In April 2019, India’s Hindu nationalist government banned civilian traffic on Kashmir’s arterial highways for two days every week. In the months that followed, tens of thousands of security personnel were added to India’s already overbearing military presence in the region — 80,000 in August and September alone.1 On August 5, 2019, the government revoked Article 370 of the Indian Constitution, doing away with the autonomy accorded to the state of Jammu and Kashmir. Simultaneously, the state was divided up into administrative divisions to be ruled directly by the central government. This marks the completion of a long-standing program of the Hindu far right, the full “integration” of Kashmir into India. Article 370 of the Indian Constitution had allowed Kashmir a special status, reflecting the very unusual conditions of its incorporation into the country at the time of independence in 1947. Kashmir was granted a great degree of autonomy, and the Indian government had limited powers over the state when compared to its authority over other states in India’s highly centralized federal structure.
Although Article 370 had been reduced to a dead letter by the 1960s, something that Kashmiris resisted fiercely at every step, its formal revocation is a signal that the de facto erosion of Kashmir’s rights has now become de jure. Kashmir has since been subject to a near total communication blackout, punitive restrictions on mobility, the virtual cessation of essential services, frequent night raids, and mass arrests. The entire political leadership is under arrest, including BJP allies. Anyone who has shown a capacity for organizing, even in their neighborhoods, has been harassed or detained. This state of total siege is only a formalization of what has been Kashmir’s reality for decades; It is held by force and maintained in a permanent state of emergency.

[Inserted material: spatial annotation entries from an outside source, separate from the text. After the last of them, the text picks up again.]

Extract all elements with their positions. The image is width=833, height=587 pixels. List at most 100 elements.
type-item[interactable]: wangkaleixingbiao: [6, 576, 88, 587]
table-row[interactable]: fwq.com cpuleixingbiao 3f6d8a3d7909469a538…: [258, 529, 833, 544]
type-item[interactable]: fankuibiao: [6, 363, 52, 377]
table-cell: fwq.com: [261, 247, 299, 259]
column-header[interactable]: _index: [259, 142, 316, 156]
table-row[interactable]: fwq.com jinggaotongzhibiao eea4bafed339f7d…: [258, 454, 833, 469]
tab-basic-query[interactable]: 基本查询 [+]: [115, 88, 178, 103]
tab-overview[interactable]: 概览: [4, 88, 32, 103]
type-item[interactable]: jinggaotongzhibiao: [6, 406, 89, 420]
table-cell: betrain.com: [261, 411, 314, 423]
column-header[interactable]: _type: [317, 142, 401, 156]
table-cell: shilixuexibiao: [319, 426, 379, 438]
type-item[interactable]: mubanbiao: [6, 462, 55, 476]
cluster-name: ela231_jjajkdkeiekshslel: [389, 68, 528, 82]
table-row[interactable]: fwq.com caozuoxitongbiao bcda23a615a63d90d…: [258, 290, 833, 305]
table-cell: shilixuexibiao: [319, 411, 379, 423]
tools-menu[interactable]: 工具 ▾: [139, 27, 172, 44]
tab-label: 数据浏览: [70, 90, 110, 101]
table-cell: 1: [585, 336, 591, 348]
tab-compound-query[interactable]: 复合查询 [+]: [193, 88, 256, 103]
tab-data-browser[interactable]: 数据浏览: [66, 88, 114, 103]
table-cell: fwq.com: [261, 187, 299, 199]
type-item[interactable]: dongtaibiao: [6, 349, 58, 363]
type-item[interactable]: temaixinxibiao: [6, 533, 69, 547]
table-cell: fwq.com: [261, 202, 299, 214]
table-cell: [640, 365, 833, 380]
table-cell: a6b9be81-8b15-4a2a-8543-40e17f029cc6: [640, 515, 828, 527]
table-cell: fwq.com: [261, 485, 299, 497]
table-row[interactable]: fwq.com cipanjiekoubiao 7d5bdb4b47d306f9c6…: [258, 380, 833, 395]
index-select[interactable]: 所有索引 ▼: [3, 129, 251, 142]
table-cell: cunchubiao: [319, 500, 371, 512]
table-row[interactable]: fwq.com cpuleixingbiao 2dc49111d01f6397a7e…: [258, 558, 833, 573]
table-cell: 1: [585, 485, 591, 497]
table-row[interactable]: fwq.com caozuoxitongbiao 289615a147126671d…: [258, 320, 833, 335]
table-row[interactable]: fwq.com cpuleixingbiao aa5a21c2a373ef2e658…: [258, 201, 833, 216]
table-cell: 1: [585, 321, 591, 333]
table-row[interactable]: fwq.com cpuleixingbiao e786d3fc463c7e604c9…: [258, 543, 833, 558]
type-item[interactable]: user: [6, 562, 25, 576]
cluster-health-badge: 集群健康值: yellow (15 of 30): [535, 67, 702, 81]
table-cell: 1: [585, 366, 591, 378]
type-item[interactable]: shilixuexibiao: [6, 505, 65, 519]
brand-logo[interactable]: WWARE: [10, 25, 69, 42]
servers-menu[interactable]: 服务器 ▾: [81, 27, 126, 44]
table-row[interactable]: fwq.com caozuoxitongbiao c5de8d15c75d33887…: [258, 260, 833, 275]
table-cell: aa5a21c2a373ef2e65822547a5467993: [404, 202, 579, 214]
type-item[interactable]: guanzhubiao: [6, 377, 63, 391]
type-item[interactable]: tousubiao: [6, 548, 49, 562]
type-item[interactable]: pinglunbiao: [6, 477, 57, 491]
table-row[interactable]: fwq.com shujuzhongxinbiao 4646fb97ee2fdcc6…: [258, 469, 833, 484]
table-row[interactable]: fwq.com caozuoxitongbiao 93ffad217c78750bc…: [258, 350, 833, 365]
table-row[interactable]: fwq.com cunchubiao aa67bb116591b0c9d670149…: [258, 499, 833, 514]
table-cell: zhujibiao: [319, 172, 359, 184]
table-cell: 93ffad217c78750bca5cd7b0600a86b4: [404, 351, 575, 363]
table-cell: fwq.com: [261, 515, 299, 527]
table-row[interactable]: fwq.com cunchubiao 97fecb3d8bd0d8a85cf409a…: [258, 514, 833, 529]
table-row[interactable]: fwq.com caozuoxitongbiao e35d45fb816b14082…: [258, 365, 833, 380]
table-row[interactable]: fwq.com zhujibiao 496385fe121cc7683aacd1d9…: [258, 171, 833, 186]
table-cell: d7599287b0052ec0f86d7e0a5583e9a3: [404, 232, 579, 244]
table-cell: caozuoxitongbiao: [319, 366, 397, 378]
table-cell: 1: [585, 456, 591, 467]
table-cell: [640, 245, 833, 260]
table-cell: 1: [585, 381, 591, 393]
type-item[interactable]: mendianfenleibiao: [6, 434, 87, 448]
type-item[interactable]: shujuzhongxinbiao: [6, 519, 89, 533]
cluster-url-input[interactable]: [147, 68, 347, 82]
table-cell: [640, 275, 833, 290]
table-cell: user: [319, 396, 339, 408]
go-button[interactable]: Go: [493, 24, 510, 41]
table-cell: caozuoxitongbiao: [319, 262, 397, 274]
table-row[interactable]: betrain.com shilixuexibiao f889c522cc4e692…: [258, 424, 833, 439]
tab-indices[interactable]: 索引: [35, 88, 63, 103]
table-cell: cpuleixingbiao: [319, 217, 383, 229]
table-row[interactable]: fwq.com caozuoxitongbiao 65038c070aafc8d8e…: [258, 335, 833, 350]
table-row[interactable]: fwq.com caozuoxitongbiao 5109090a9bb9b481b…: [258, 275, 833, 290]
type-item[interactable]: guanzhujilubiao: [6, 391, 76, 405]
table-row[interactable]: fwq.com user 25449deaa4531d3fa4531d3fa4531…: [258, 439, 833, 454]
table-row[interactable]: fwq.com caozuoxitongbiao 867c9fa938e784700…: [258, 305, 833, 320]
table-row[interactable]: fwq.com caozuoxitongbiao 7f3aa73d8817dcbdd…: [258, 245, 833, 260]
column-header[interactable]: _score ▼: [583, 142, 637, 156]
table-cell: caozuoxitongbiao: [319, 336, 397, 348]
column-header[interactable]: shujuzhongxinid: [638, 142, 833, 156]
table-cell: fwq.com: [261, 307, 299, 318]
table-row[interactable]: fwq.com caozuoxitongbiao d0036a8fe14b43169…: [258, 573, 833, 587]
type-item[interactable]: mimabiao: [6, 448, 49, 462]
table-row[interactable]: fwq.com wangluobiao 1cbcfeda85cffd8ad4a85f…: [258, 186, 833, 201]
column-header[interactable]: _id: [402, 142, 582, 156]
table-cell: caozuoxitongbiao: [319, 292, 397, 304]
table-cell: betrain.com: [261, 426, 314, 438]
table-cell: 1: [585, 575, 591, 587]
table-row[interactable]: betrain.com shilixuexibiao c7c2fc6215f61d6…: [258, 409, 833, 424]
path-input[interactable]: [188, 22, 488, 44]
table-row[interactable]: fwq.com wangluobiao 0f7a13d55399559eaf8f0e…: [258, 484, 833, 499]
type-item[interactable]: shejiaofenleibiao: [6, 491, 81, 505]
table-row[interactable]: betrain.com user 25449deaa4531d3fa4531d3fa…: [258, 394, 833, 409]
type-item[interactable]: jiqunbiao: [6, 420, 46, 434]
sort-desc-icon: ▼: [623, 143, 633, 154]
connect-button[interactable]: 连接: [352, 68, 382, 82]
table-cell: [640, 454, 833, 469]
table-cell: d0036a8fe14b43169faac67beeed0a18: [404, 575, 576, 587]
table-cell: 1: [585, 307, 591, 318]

Although layered with complexity, the core issue from the point of view of most Kashmiris is a simple one: they have been denied the right to determine their political future. In 1947, the British partitioned their former empire on religious lines, creating the Muslim Pakistan and the ostensibly secular India. Of more than 550 princely states under the suzerainty of the Crown, each was expected to join either dominion, depending on the religion of the majority of their subjects. Jammu and Kashmir, with a Muslim majority population and a Hindu maharaja, was one of a few princely states where rulers and subjects professed different religions. Although, by the logic of partition, Jammu and Kashmir had “Pakistan potential,” the unpopular maharaja acceded to the Indian Union. Military advances from both India and Pakistan resulted in the division of the state, with both countries claiming the entire territory as rightfully theirs. The state’s accession to India has remained bitterly contested by Pakistan, and by a majority of Kashmiris. The Valley of Kashmir, currently under Indian control, has been struggling for self-determination ever since.